At Pentagram we have this shared belief that there is nothing more wonderful than showing up every day and designing something. What if I’m not designing anymore? I felt self-conscious about breaking away from the faith and diminishing what everyone else was doing. It’s not like I had these overwhelming creative impulses that have been suppressed and now would burst forth. It was this genuine curiosity about what would happen if everything was different.
How have things gone so far?
I have to admit it’s been a little confusing for me. I like to run every morning. I do it compulsively, and I have a paper calendar where I make my Xs each day I run. It is this same compulsion that drives me to show up every Monday, so I had the underlying fear of, What would happen if I just stop doing it? So the biggest challenge is working not out of routine, but as a conscious choice I have to consider every day.
You mentioned how your younger team members and partners can design a way that you don’t today — in more dimensions and with more focus on digital and motion graphics. What do you make of it? And how does it feel when a different generation has certain skills you don’t?
Of course it’s intimidating, but it’s also thrilling. For me, watching younger designers find their footing in this new environment is like seeing a new musician take a classic song to some incredible new place. That’s the way the world moves forward.

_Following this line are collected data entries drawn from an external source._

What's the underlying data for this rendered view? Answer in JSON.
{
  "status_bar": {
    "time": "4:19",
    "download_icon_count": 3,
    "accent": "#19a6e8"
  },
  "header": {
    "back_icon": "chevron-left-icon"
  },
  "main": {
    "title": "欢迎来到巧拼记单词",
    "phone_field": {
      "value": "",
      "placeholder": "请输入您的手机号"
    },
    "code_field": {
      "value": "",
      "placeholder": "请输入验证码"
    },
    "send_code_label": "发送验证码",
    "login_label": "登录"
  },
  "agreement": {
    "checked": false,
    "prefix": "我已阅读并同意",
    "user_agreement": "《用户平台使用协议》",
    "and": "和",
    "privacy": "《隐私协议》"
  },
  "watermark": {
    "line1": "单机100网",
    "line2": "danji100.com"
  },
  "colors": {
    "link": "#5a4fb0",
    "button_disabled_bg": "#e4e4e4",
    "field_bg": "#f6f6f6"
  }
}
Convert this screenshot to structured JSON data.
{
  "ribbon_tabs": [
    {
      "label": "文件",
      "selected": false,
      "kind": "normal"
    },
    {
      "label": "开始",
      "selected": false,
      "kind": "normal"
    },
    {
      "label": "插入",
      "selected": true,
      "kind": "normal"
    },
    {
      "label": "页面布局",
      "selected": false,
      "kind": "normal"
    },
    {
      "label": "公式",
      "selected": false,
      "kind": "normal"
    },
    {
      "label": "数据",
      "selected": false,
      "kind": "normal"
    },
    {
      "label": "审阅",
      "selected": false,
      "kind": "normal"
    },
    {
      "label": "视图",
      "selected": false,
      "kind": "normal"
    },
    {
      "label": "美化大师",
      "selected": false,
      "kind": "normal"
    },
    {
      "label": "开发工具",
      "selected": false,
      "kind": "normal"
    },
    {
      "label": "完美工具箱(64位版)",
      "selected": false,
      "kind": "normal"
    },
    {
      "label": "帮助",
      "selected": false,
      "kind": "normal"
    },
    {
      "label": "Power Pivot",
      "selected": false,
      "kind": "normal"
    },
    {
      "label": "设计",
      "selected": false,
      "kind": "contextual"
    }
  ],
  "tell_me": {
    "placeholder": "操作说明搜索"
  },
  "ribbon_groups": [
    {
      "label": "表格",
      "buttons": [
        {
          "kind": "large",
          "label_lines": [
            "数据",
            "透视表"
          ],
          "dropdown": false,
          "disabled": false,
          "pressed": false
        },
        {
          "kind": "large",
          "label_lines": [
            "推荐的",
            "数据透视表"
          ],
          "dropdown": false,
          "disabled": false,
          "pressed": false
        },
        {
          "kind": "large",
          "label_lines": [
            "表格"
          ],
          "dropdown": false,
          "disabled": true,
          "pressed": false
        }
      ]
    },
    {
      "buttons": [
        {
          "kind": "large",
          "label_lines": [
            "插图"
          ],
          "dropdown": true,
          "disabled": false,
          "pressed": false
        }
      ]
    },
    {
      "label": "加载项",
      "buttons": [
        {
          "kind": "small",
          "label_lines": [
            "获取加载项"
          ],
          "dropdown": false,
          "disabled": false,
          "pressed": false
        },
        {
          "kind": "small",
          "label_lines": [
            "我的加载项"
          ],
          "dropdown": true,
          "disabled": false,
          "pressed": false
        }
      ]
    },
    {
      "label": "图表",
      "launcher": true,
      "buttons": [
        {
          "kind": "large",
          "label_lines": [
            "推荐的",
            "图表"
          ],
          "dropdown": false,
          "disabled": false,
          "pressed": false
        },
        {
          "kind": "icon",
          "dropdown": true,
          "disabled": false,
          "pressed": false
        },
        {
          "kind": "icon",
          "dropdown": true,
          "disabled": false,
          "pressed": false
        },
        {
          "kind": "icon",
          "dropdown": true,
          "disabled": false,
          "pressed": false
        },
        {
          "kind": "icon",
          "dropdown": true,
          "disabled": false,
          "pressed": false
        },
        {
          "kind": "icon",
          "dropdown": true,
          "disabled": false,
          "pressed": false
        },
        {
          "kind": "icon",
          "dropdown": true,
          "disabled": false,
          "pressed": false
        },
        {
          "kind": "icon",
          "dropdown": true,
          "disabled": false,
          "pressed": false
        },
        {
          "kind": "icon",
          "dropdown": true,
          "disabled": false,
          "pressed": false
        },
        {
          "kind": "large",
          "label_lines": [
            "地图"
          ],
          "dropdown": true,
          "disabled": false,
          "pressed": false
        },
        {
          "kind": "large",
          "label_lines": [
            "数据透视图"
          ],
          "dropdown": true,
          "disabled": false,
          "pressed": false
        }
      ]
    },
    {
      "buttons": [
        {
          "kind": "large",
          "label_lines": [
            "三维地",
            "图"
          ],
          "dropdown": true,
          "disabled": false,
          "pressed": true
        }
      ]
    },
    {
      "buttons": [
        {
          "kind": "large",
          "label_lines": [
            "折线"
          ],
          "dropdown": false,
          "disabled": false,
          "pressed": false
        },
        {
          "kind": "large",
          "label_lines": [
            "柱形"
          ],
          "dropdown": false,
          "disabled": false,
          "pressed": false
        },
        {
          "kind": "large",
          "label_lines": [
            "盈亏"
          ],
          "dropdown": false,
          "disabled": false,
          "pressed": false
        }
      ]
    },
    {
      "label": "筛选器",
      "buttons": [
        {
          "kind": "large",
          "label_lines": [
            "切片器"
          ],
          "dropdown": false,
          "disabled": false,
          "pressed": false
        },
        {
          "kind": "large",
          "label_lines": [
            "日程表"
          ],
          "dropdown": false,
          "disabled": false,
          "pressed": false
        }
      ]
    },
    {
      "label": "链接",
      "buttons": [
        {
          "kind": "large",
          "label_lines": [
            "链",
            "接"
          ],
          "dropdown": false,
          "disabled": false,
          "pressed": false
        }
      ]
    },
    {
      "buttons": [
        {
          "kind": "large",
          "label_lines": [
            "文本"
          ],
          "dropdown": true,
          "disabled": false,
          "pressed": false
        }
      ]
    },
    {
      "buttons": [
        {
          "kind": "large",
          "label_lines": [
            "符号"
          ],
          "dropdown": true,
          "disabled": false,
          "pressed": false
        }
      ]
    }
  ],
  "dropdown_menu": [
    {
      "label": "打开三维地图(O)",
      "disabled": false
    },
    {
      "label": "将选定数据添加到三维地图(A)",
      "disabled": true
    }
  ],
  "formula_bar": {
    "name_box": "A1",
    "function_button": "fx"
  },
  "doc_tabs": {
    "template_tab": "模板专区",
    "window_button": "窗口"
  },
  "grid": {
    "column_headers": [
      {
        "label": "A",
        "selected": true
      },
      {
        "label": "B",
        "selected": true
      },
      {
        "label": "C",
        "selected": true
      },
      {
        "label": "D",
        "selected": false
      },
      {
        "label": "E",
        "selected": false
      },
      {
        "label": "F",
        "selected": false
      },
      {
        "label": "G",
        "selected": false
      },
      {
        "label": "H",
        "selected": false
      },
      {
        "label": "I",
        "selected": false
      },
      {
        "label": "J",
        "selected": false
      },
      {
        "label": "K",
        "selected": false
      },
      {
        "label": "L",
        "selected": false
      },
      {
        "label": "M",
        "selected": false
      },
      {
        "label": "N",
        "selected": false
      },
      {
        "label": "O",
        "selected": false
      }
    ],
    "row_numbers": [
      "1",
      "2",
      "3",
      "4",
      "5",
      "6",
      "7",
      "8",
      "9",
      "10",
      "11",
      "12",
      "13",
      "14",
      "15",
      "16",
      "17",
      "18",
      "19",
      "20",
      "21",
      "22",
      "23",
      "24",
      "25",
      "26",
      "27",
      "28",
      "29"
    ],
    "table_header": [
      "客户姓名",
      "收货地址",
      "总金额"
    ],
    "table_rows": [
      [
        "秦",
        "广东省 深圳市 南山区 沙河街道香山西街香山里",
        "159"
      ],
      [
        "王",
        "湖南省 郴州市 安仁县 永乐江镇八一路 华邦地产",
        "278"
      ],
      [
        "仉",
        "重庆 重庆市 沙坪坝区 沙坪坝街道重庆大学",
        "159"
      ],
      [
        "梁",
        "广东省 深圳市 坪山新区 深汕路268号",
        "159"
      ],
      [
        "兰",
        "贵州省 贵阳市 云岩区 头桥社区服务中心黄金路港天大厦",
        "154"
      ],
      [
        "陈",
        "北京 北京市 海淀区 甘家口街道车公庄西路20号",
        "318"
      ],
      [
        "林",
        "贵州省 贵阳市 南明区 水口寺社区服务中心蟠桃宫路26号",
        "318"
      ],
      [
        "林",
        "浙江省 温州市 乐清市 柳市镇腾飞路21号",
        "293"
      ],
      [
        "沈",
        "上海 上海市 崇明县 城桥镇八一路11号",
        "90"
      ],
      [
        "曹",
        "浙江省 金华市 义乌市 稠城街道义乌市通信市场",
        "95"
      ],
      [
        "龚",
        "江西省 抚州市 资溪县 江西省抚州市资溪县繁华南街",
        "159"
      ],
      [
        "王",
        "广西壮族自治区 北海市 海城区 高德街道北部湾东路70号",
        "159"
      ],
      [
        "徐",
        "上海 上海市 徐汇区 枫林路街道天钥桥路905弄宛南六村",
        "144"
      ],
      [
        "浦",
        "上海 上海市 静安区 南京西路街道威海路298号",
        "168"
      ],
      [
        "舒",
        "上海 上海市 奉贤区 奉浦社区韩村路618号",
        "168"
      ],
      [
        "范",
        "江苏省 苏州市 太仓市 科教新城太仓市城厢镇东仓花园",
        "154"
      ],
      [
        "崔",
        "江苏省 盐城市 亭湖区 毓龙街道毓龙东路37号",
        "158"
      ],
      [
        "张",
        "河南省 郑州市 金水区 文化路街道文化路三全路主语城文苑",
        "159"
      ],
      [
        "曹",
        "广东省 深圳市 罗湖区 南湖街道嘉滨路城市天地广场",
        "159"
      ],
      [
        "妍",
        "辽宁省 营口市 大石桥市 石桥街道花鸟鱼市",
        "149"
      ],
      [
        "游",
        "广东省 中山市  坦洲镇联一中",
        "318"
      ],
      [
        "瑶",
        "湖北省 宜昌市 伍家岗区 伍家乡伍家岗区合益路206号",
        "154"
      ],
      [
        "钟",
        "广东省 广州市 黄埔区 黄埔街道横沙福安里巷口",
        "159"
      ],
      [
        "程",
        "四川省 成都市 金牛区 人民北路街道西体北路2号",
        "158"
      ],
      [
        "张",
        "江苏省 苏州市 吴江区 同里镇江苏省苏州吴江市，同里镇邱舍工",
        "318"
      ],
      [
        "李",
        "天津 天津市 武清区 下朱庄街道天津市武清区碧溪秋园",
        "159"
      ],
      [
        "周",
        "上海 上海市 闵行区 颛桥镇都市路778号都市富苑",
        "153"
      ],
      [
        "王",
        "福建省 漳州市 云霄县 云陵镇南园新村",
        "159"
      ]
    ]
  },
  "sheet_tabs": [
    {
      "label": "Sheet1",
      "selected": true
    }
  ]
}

A question people might then want to ask for their own learning is, How do I stay relevant when the skills I have mastered are no longer the perfect fit for the time period and business climate? What are your thoughts?
I can’t speak for everyone, but I’ve found it’s useful to think in terms of the different roles we can assume over the course of a long life. We go from being performers to directors, from proteges to mentors. It’s about understanding where you are in the arc of your own story.
If you had to give yourself a grade for your work over your career, how would you grade yourself?
A solid B+. I wasn’t even the best designer in my class in college, and there are people who are better pure, intuitive designers. But doing this work has permitted me to mentor a lot of younger designers, have a fantastic collection of partners, and work with clients I’ve learned from.
You’re modest. I would have given you an A.
There is a lot of grade inflation going on these days, but, yeah.